Dabei sei den Allergikern zu wünschen, dass sie z.B. beim Essen in einem Restaurant einen genauen Überblick zu den verarbeiteten Zutaten bekämen und sie so vor bekannten Allergenen und deren bösen Folgen schützen könnten.
Empfehlungen für Allergiker
Menschen mit bekannten Allergien auf Nahrungsmittel empfehlen die Experten:
- Die Zutatenliste im Restaurant genau zu prüfen oder zu erfragen
- Auf bekannte Allergien hinzuweisen
- Sich über die Möglichkeiten zur Vorbeugung und Behandlung allergischer Reaktionen gut zu informieren
- Einen Allergiepass mit Auflistung der bekannten Allergenen auf sich zu tragen
- Ein Notfallset mit einem Antihistaminikum, Adrenalin sowie einem Kortison-Präparat bei sich zu tragen.
Dies gilt selbstverständlich nicht nur für Nahrungsmittelallergiker, sondern auch für Menschen, die z.B. auf Insektenstiche allergisch sind.
Die Mediziner zitierten aus folgenden Studien:
- Burks WA, Sampson HA, Anaphylaxis and Food Allergy, in "Food Allergy and Adverse Reactions to Food and Food Additives" 3rd edition
2003, Blackwell publishing, D. Metcalfe, H Sampson, R Simon eds: 192-205. - Bock SA, Munoz-Furlong A, Sampson HA. Fatalities due to anaphylactic reactions to foods.

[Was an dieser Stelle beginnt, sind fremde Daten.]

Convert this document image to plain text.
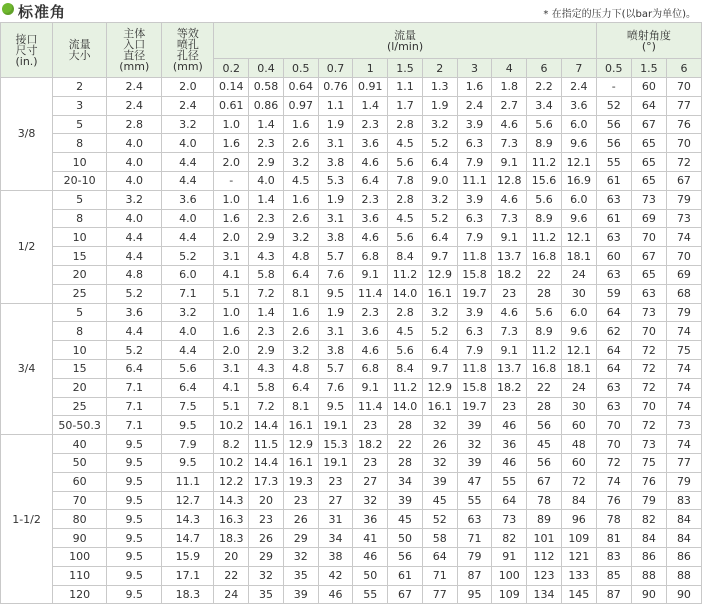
标准角	* 在指定的压力下(以bar为单位)。
接口
尺寸
(in.)	流量
大小	主体
入口
直径
(mm)	等效
喷孔
孔径
(mm)	流量
(l/min)											喷射角度
(°)		
				0.2	0.4	0.5	0.7	1	1.5	2	3	4	6	7	0.5	1.5	6
3/8	2	2.4	2.0	0.14	0.58	0.64	0.76	0.91	1.1	1.3	1.6	1.8	2.2	2.4	-	60	70
	3	2.4	2.4	0.61	0.86	0.97	1.1	1.4	1.7	1.9	2.4	2.7	3.4	3.6	52	64	77
	5	2.8	3.2	1.0	1.4	1.6	1.9	2.3	2.8	3.2	3.9	4.6	5.6	6.0	56	67	76
	8	4.0	4.0	1.6	2.3	2.6	3.1	3.6	4.5	5.2	6.3	7.3	8.9	9.6	56	65	70
	10	4.0	4.4	2.0	2.9	3.2	3.8	4.6	5.6	6.4	7.9	9.1	11.2	12.1	55	65	72
	20-10	4.0	4.4	-	4.0	4.5	5.3	6.4	7.8	9.0	11.1	12.8	15.6	16.9	61	65	67
1/2	5	3.2	3.6	1.0	1.4	1.6	1.9	2.3	2.8	3.2	3.9	4.6	5.6	6.0	63	73	79
	8	4.0	4.0	1.6	2.3	2.6	3.1	3.6	4.5	5.2	6.3	7.3	8.9	9.6	61	69	73
	10	4.4	4.4	2.0	2.9	3.2	3.8	4.6	5.6	6.4	7.9	9.1	11.2	12.1	63	70	74
	15	4.4	5.2	3.1	4.3	4.8	5.7	6.8	8.4	9.7	11.8	13.7	16.8	18.1	60	67	70
	20	4.8	6.0	4.1	5.8	6.4	7.6	9.1	11.2	12.9	15.8	18.2	22	24	63	65	69
	25	5.2	7.1	5.1	7.2	8.1	9.5	11.4	14.0	16.1	19.7	23	28	30	59	63	68
3/4	5	3.6	3.2	1.0	1.4	1.6	1.9	2.3	2.8	3.2	3.9	4.6	5.6	6.0	64	73	79
	8	4.4	4.0	1.6	2.3	2.6	3.1	3.6	4.5	5.2	6.3	7.3	8.9	9.6	62	70	74
	10	5.2	4.4	2.0	2.9	3.2	3.8	4.6	5.6	6.4	7.9	9.1	11.2	12.1	64	72	75
	15	6.4	5.6	3.1	4.3	4.8	5.7	6.8	8.4	9.7	11.8	13.7	16.8	18.1	64	72	74
	20	7.1	6.4	4.1	5.8	6.4	7.6	9.1	11.2	12.9	15.8	18.2	22	24	63	72	74
	25	7.1	7.5	5.1	7.2	8.1	9.5	11.4	14.0	16.1	19.7	23	28	30	63	70	74
	50-50.3	7.1	9.5	10.2	14.4	16.1	19.1	23	28	32	39	46	56	60	70	72	73
1-1/2	40	9.5	7.9	8.2	11.5	12.9	15.3	18.2	22	26	32	36	45	48	70	73	74
	50	9.5	9.5	10.2	14.4	16.1	19.1	23	28	32	39	46	56	60	72	75	77
	60	9.5	11.1	12.2	17.3	19.3	23	27	34	39	47	55	67	72	74	76	79
	70	9.5	12.7	14.3	20	23	27	32	39	45	55	64	78	84	76	79	83
	80	9.5	14.3	16.3	23	26	31	36	45	52	63	73	89	96	78	82	84
	90	9.5	14.7	18.3	26	29	34	41	50	58	71	82	101	109	81	84	84
	100	9.5	15.9	20	29	32	38	46	56	64	79	91	112	121	83	86	86
	110	9.5	17.1	22	32	35	42	50	61	71	87	100	123	133	85	88	88
	120	9.5	18.3	24	35	39	46	55	67	77	95	109	134	145	87	90	90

J Allergy Clin Immunol 2001; 107: 191-193.
- Pumphrey RS, Stanworth SJ. The clinical spectrum of anaphylaxis in northwest England. Clin Exp Allergy 1996; 26: 1364-1370.

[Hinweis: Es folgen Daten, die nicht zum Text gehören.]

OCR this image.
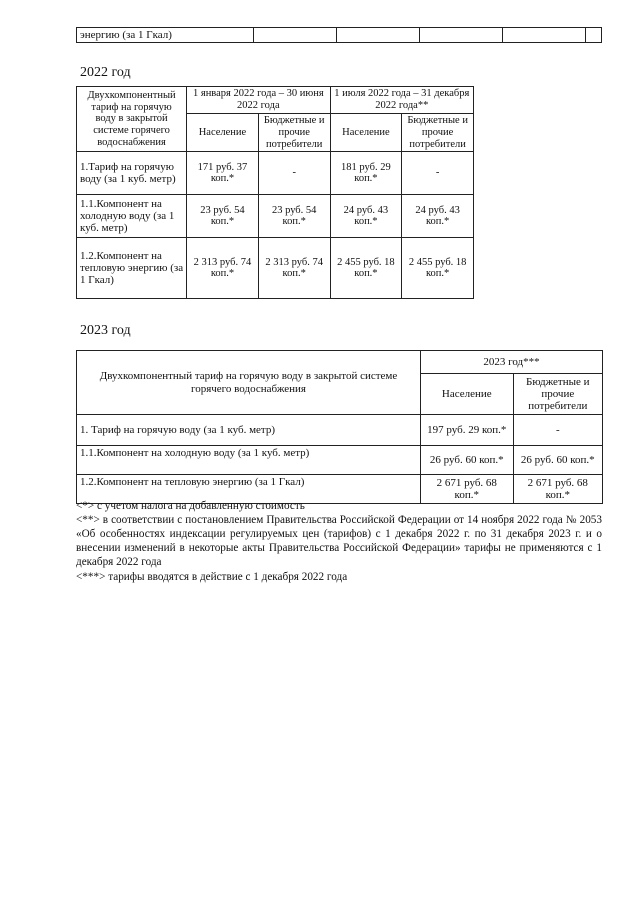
энергию (за 1 Гкал)					
2022 год
Двухкомпонентный тариф на горячую воду в закрытой системе горячего водоснабжения	1 января 2022 года – 30 июня 2022 года		1 июля 2022 года – 31 декабря 2022 года**	
	Население	Бюджетные и прочие потребители	Население	Бюджетные и прочие потребители
1.Тариф на горячую воду (за 1 куб. метр)	171 руб. 37 коп.*	-	181 руб. 29 коп.*	-
1.1.Компонент на холодную воду (за 1 куб. метр)	23 руб. 54 коп.*	23 руб. 54 коп.*	24 руб. 43 коп.*	24 руб. 43 коп.*
1.2.Компонент на тепловую энергию (за 1 Гкал)	2 313 руб. 74 коп.*	2 313 руб. 74 коп.*	2 455 руб. 18 коп.*	2 455 руб. 18 коп.*
2023 год
Двухкомпонентный тариф на горячую воду в закрытой системе горячего водоснабжения	2023 год***	
	Население	Бюджетные и прочие потребители
1. Тариф на горячую воду (за 1 куб. метр)	197 руб. 29 коп.*	-
1.1.Компонент на холодную воду (за 1 куб. метр)	26 руб. 60 коп.*	26 руб. 60 коп.*
1.2.Компонент на тепловую энергию (за 1 Гкал)	2 671 руб. 68 коп.*	2 671 руб. 68 коп.*

<*> с учетом налога на добавленную стоимость

<**> в соответствии с постановлением Правительства Российской Федерации от 14 ноября 2022 года № 2053 «Об особенностях индексации регулируемых цен (тарифов) с 1 декабря 2022 г. по 31 декабря 2023 г. и о внесении изменений в некоторые акты Правительства Российской Федерации» тарифы не применяются с 1 декабря 2022 года

<***> тарифы вводятся в действие с 1 декабря 2022 года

- Rohrer CL, Pichler WJ, Helbling A. Anaphylaxie: Klinik, Aethiologie und Verlauf bei 118 Patienten. Schweiz Med Wochenschr 1998; 128: 53-63.
- Ewan PW, Clark AT. Long-term prospective observational study of patients with peanut and nut allergy after participation in a managment plan. Lancet 2001; 357: 111-115.